In the end, perhaps those words were true.
But it could not be blamed on Seo Hong.
No one can know what lies ahead.
Things done with good intentions often bring about bad results instead.
If responsibility were demanded every time that happened, who would ever dare commit a good deed?
“My master, Chwibyeong Wongun, drew this Daoist out of the pond where I had lived and into the world. And he said this to me.”
—You were born under an ill-omened star. In time, you will become one who causes the fate of a nation to decline. If you have the courage to accept your destiny, you may go out into the world.
“An ill-omened star……?”
“It means I am fated to bring misfortune to those around me.”
Destiny.
She did not believe in such things.
And yet, at times, things occurred under heaven that lay beyond a stray dog’s understanding.
“In truth, this Daoist is one who should not have come into the world. I once swore never to descend the mountain again… And yet, somehow, I am here once more. Because of me, rain has begun to fall on this land again.”
“Rain is a good thing. I heard everyone was waiting for it.”
At those words, Seo Hong turned to Ogyo with a smile sadder than usual.
“It is not always only good. At times, even medicine can become poison.”
“……The opposite can happen too.”
“The opposite?”
Seo Hong tilted her head faintly, then soon murmured softly, Is that so, I see, and nodded.
“You are right as well. This time, I can only hope that this Daoist’s steps become medicine to this land.”
Ogyo closed her mouth, unable to understand what Seo Hong meant.
It seemed she, too, had her own circumstances, but in the end, they were someone else’s affairs.
If she meddled any further, she might become deeply involved again and end up in a position where she had to help her.
Hadn’t her first meeting with Cheongdam been like that as well?

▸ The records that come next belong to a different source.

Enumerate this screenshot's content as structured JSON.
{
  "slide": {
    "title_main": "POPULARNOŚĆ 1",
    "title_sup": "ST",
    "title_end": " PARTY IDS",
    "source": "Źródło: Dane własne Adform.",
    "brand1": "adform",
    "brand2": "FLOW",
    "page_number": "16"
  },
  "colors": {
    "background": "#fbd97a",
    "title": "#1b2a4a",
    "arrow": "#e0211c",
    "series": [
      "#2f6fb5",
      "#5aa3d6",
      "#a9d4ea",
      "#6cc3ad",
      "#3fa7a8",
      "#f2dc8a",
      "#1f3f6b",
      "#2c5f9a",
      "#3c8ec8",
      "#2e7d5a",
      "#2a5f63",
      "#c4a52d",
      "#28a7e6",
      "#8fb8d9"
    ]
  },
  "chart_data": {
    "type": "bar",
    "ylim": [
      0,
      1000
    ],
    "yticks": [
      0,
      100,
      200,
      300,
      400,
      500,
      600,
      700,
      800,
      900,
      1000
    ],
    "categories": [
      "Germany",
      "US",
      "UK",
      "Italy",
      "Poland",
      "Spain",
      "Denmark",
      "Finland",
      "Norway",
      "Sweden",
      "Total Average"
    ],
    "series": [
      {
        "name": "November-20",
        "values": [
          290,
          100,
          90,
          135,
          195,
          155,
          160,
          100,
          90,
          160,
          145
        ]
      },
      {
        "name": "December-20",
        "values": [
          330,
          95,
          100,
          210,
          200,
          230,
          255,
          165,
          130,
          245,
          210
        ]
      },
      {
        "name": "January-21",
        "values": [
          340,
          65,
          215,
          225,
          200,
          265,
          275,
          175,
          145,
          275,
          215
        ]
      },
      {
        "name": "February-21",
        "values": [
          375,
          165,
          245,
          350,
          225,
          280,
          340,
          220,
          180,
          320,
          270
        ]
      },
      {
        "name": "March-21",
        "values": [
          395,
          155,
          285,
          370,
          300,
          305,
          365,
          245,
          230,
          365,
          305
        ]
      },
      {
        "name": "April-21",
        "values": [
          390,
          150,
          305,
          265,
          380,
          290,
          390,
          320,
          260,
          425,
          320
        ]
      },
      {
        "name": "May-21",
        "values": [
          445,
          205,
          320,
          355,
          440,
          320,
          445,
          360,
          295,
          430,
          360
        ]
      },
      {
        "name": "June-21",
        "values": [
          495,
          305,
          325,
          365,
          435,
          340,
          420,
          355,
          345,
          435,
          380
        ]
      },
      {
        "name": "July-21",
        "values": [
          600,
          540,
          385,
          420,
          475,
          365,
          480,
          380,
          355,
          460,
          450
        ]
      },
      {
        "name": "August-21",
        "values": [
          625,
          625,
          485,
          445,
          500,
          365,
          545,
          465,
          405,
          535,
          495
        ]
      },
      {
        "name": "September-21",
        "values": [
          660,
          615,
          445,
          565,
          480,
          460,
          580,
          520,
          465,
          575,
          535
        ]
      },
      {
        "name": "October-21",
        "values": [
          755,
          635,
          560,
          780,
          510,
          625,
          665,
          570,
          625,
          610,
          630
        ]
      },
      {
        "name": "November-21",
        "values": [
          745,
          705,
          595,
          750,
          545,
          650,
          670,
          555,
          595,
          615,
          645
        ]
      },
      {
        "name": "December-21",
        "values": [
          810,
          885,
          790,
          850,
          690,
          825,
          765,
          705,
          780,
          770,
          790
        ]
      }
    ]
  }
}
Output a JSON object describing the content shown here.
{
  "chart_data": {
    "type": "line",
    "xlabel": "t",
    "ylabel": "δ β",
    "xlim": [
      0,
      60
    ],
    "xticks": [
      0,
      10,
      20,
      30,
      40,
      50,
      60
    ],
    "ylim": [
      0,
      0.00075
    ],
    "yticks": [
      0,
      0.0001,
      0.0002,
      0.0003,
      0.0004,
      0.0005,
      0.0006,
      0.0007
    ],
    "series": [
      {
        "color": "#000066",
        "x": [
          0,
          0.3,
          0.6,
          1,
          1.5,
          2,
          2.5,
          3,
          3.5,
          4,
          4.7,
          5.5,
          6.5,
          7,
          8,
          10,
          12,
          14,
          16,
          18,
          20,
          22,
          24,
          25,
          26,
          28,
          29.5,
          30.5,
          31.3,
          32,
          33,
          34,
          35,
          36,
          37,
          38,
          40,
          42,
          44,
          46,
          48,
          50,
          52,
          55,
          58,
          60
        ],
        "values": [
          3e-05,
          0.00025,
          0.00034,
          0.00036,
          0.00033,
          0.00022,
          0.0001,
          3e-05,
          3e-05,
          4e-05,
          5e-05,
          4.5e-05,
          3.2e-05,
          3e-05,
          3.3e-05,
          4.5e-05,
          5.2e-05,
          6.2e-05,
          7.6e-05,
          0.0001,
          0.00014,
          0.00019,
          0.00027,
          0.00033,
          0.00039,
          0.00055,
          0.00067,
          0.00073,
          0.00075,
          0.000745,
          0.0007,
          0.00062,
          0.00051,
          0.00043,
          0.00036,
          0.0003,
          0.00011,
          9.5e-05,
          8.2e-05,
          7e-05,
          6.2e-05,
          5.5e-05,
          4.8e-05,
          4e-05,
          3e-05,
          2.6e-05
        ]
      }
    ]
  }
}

She had things she had to do too.
She did not know when Yohwa would return to the world, but she had to complete Mandok Gwijong in preparation for that time.
Though Ogyo pitied Seo Hong in her heart and was curious about her circumstances, she forced herself to keep silent.
As if that attitude had been conveyed, Seo Hong, too, gradually spoke less.
As time passed, no more conversation went back and forth between them, and the sound of falling rain took the place of silence.